Alberto Cardaccio

Personal information
- Full name: Alberto Victor Cardaccio Traversa
- Date of birth: 26 August 1949
- Place of birth: Uruguay
- Date of death: 28 January 2015 (aged 65)
- Position: Midfielder

Senior career*
- Years: Team / Apps / (Gls)
- 1970–1974: Danubio
- 1974–1975: Racing / 30 / (0)
- 1975–1977: Unión de Curtidores / 66 / (12)
- 1977–1978: Atlas / 26 / (7)
- 1978–1979: Puebla / 30 / (2)
- 1979–1982: Monterrey / 92 / (6)

International career
- 1972–1974: Uruguay / 19 / (0)

= Alberto Cardaccio =

Uruguayan footballer (1949-2015)

Alberto Víctor Cardaccio Traversa (26 August 1949 – 28 January 2015) was a Uruguayan football midfielder, who played for the Uruguay national team between 1972 and 1974, gaining 19 caps.
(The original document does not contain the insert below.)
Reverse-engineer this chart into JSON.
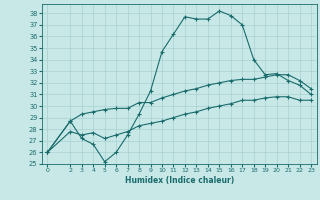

He was part of the Uruguay squad for the 1974 World Cup, where he made one substitute appearance in the 1–1 draw against Bulgaria, which was his last international game.

At club level, Cardaccio played in Uruguay, Argentina and Mexico for Danubio, Racing, Unión de Curtidores, Atlas, Puebla and Monterrey.